Australia's Commonwealth Bank is planning to sell A$1 billion ($687.20 million) worth of residential mortgage bonds in the country's first public deal that will not use the local LIBOR-equivalent benchmark, the bank bill swap (BBSW) rate.
Bond coupons, or interest rates around world financial markets are priced relative to surveyed inter-bank lending rates such as the London Interbank Offered Rate (Libor), a benchmark embedded in as much as $340 trillion financial contracts worldwide.
But given Libor is due to be decommissioned by the end of 2021, bankers and investors are starting to switch to other benchmarks, including those more closely linked to government or risk-free rates.

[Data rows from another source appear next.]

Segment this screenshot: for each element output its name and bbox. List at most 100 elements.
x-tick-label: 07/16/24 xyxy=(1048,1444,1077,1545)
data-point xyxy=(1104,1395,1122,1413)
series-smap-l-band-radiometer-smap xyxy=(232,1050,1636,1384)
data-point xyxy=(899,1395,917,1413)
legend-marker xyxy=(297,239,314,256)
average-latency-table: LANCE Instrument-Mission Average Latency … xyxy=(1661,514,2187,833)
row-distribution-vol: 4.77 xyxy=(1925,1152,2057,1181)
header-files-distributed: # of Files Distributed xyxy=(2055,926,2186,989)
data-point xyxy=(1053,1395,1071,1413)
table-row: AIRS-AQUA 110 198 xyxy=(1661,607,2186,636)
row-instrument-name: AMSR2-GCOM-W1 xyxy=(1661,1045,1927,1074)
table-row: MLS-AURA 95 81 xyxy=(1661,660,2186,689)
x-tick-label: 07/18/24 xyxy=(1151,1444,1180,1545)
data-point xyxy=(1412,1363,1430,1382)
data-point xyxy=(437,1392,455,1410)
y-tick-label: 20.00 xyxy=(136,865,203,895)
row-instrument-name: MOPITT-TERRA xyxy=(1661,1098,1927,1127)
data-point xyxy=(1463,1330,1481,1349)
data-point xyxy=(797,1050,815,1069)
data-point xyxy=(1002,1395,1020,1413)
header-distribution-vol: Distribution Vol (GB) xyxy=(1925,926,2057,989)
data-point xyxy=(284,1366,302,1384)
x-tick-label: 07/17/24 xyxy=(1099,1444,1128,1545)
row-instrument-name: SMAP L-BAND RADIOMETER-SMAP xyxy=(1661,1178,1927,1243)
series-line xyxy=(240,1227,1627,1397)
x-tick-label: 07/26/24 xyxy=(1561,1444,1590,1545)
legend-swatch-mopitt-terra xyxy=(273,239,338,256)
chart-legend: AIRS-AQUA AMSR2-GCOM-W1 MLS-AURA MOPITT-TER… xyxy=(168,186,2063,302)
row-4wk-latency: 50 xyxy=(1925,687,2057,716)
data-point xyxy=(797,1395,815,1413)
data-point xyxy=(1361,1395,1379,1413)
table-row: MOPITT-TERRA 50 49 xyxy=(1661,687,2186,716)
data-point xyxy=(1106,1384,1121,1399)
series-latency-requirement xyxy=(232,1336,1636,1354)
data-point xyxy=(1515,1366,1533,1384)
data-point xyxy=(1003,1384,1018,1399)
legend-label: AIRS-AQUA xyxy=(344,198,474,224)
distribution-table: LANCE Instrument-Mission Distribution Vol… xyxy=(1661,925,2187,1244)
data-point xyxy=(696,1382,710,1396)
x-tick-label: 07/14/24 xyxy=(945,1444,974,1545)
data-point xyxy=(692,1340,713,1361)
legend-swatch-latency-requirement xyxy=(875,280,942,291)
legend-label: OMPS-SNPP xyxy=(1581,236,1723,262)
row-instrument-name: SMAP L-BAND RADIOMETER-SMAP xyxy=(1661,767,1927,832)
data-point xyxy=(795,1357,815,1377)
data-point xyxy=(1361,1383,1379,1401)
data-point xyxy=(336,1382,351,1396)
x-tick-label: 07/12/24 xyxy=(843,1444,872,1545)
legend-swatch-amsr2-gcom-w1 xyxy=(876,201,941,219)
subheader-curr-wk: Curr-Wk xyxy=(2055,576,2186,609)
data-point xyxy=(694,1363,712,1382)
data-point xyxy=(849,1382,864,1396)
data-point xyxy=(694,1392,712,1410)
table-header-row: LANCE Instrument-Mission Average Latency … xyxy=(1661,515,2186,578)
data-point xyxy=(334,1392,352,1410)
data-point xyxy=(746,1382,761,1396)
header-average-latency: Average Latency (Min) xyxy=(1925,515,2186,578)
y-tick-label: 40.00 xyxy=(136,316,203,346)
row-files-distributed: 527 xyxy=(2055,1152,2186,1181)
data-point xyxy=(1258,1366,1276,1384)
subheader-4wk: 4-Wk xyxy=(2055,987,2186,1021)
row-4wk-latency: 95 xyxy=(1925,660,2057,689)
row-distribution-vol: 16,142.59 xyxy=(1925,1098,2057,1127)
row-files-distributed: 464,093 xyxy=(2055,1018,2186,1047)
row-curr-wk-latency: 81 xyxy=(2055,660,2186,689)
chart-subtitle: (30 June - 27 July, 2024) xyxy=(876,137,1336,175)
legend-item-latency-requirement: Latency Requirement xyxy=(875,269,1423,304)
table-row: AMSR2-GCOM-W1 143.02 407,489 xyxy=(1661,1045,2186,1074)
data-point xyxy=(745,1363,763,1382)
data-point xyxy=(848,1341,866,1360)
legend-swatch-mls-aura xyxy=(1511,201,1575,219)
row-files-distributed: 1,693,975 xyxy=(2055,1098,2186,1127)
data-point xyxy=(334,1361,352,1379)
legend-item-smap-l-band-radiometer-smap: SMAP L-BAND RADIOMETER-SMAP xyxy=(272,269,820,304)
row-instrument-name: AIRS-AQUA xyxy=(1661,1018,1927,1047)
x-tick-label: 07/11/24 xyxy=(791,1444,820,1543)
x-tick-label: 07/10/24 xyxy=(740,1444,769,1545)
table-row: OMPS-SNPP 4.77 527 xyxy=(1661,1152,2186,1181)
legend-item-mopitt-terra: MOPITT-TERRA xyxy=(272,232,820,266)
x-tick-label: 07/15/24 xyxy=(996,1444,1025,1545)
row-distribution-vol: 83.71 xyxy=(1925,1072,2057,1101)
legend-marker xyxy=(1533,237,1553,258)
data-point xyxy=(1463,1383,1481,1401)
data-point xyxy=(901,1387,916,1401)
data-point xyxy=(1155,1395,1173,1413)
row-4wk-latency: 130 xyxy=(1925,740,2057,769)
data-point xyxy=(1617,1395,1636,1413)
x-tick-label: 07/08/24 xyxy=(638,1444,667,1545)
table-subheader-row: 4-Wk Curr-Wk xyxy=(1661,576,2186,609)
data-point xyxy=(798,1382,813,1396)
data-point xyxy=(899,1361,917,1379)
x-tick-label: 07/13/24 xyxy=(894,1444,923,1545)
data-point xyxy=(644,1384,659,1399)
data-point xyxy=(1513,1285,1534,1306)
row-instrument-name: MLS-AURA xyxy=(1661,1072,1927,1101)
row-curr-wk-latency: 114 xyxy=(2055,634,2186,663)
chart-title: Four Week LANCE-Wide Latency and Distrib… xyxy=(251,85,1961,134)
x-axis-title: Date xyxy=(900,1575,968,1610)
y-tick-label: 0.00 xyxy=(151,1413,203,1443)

The Australian corporate regulator in 2014 implemented changes to the BBSW methodology that require it to be based on actual transactions and not a survey. However, regulators still expect a local transition into alternative benchmarks such as the Australian Overnight Index Average (AONIA) which is based on the central bank's official cash rate, which is currently at 0.75%.
The top-rated portion of Commonwealth Bank's deal, called Medallion, is expected to pay 125 basis points over the compounded daily AONIA rate, according to a statement by the bank.
British bus operator National Express in June became the first company to take out a loan based on Sonia, an overnight sterling-denominated interest rate benchmark compiled by the central bank.